QuestionHi there Samantha,
I am hoping you can help me sort things out.
I am newly married to a man I have been with for 8 years. We have a very good relationship. At this time, we have no children.
5 years ago we agreed to buy a home with my parents. The deal was, that we would cover half of the mortgage, and my parents who sold their house at the time would pay for the other half. My parents do not have a lot of money to spare, and so the benefit was, that my husband and I could obtain our first mortgage and invest money into ourselves, while my parents could live here with us, rent free and without many expenses so that they could live comfortably and hopefully save some money.
All 4 of us agreed that it would not be permanent.
From the very first day we lived in this house, I have wanted to move. While my parents are mindful of our privacy, I feel like they are with me 24 hours a day, because I am always AWARE of their presence downstairs (in their own separate suite). This awareness has definitely impacted my intimate relationship with my husband. Within the first 4 months, my Father broke his promise to us that he would not smoke in the house, and our relationship was deeply hurt by some terrible things that were said by him. The whole time I have lived here, I have felt like I must keep the peace, and I feel like I can't be myself. I either feel badly that I don't see my parents enough, or I feel smothered by the fact that they are always here. There have been underlying issues between my now husband and my Father because they are both trying to be the "man-of-the-house". This living situation has affected my happiness and my relationships with everyone dramatically.

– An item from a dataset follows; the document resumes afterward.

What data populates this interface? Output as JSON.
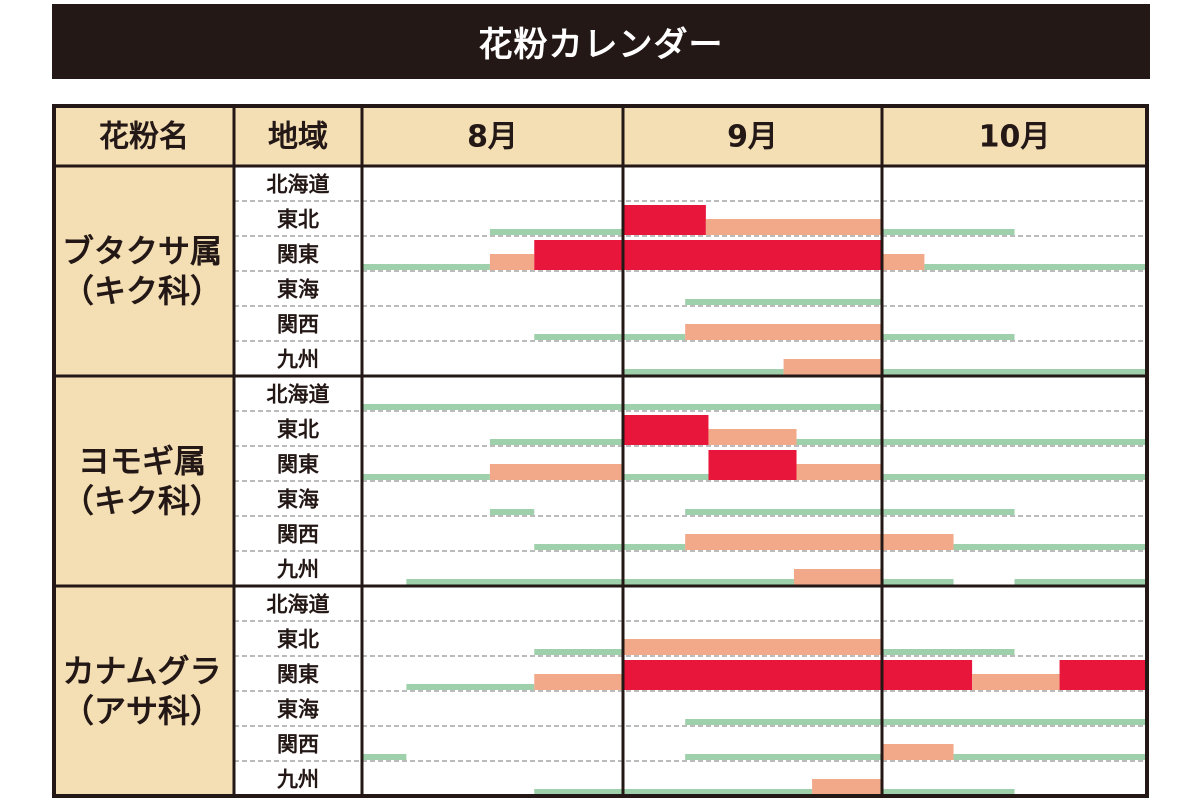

On top of this, I see that my Father has become more and more unhappy living here, and I don't feel it is good for him to be here.
My Mother, who has always been a positive person, seems to enjoy the situation as much as she can, and I know she loves being able to spend time with me.
Overall the feelings that I have living here are GUILT that I am not spending more time with my parents, and a sense that I can never truly relax and be myself. Also, the house itself has taken on a negative spirit for me, as I feel like I have never really moved in.
I have tried to discuss the idea of moving with my Mother in the past, but she changes the subject every time I attempt to bring it up.
MY QUESTION TO YOU IS: This year our mortgage is up for renewal and my husband and I want to move back to where he is from - A 6 hour plane ride away from here. How do I even being to approach this conversation with my parents? I feel badly that they will have to move as well because they can not afford to stay here by themselves. I feel so terrible that my choice will force them into changing as well. Also, we will be moving so far away. I currently feel like I shouldn't say anything until my husband and I have all the answers, but at the same time, I don't want to upset my parents until I absolutely know that we are moving.
What do you think?
AnswerHi Julia~
You should sit down with your husband and see what his suggestion would be on this issue. Go through the pros and cons of bring up this subject with your parents. It's never easy to live with family members, and this is why I'd never suggest doing it (b/c I also speak from experience), there are so many different problems that can arise from this.
Eventually you'll need to bring up this topic with your parents. You could write something down as a guide to help you when you're ready to do this. It's going to be a very sensitive subject obviously b/c every time you do approach your mom she avoids it. Do it when it's necessary or the time feels right to you and you feel a bit more comfortable doing so. No matter when the time you pick to talk to them, it's going to be upsetting and hurtful to them, there's no way in getting around that. The choice is yours and it's one that only you can make.